In this talk, I will briefly introduce the overall method and will then discuss the main advances mentioned above and the challenges for a wider adoption of this technology, drawing on examples from our recent works.
Sebastian Risi: From Self-Assembling Networks to Self-Adapting Machines
This talk discusses how principles from the evolution and development of biological nervous systems can inspire a new class of adaptive artificial systems. Rather than treating neural networks as fixed architectures with hand-designed parameters, we explore how artificial networks can be grown through compact "neural developmental programs", local interactions, neuronal diversity, and lifetime plasticity. This perspective connects neuroevolution, developmental biology, and computational neuroscience by asking how complex adaptive behavior can emerge from simple developmental and learning rules. The talk will also highlight applications to adaptive control and robotics, where grown and plastic neural networks can improve robustness under changing conditions, including novel environments and morphological perturbations. More broadly, it argues that understanding how nervous systems evolve, self-assemble, and adapt offers a promising route toward machines that are more resilient, embodied, and capable of continual adaptation.
Marc Miskin: Learning Diffusion Models on Physical Electrical Networks.

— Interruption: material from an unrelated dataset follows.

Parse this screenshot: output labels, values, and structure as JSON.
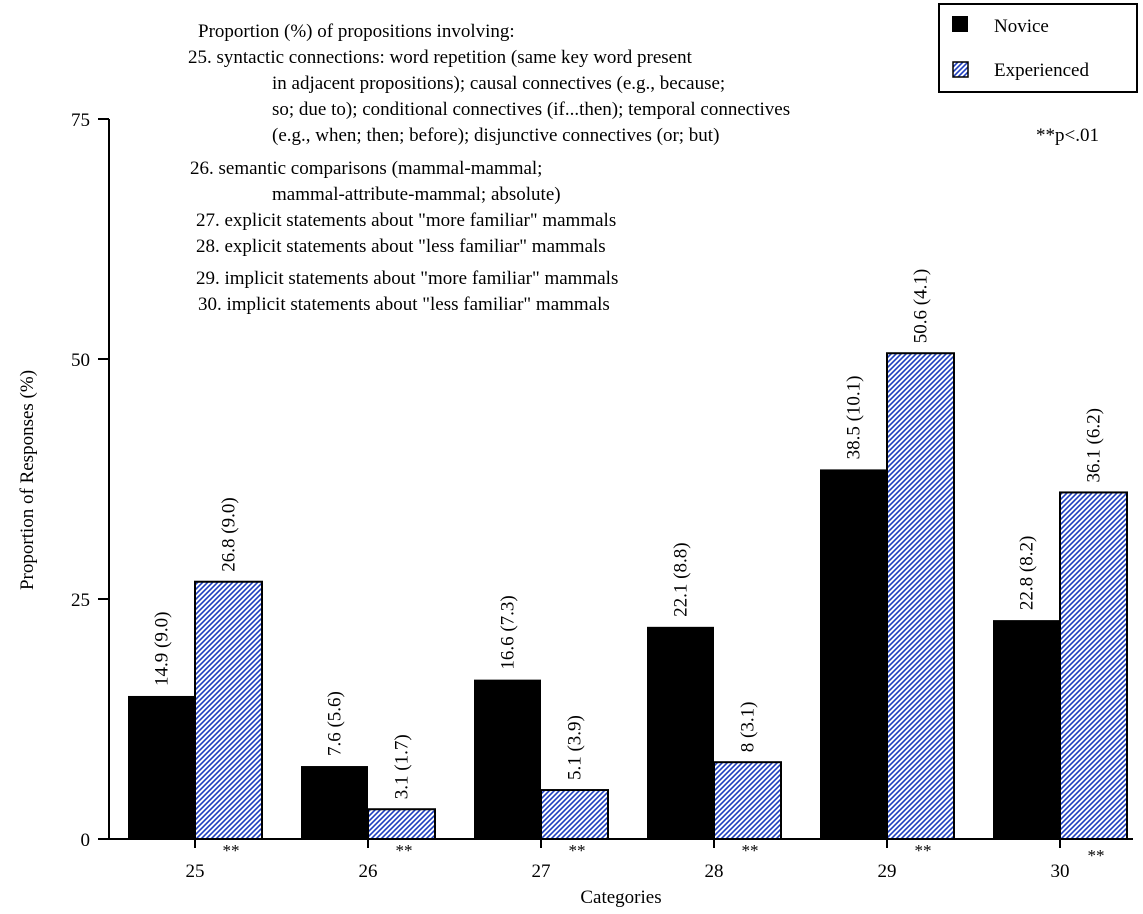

Though diffusion models are at the heart of AI image generation, their roots run through non-equilibrium physics. These models learn to time-reverse random processes, forcing a swarm of random walkers back to their initial, unknown distribution. Yet currently, both training and reconstruction live in digital simulations, imposing tremendous energy costs to execute. Here, we suggest that, given the strong physical foundations of these models, they might be better realized using physical substrates that embody diffusion. Specifically, we leverage the formal correspondence between Markov chains and electrical networks, using the voltage in the network as a physical representation of state probability. We present a local-rule training algorithm that can encode the time-reversal operator in electrical conductance, having only seen examples of the chain running forward in time. Our approach is supported by both theory and numerical demonstrations of image generation and filtering. Finally, we present a preliminary hardware realization, based on sub-threshold transistors, paving the way to scale up with microfabrication.
Elisabetta Chicca: Event-Based Vision for Obstacle Avoidance and Egomotion Estimation
To navigate complex terrains, biological organisms rely on distributed, asynchronous neural units that effortlessly transform spatio-temporal visual cues into motor actions. In this talk, we demonstrate how modeling these insect pathways allows us to identify robust computational principles and better understand biological navigation.
First, we present an obstacle avoidance network inspired by insect neurobiology that robustly replicates animal-like navigation. By combining a Time Difference Encoder (TDE) with a shallow spiking network architecture, our system generates emergent closed-loop behaviors across diverse environments using a single set of parameters. Second, we examine how global self-motion is resolved by extending this pipeline to match the properties of fly T4, T5, and VS neurons. By integrating visual event streams through complementary matched filters, we mimic how the fly brain tracks complex optic flow fields like clockwise, anti-clockwise, forward, and backward motion. Finally, we demonstrate that when these parallel biological principles are directly mirrored in neuromorphic silicon hardware, they achieve high tracking precision with an ultra-low mean power of 914 pW. Ultimately, this end-to-end spiking framework serves as a concrete working hypothesis, yielding testable predictions that can be directly validated in future neuroscience experiments.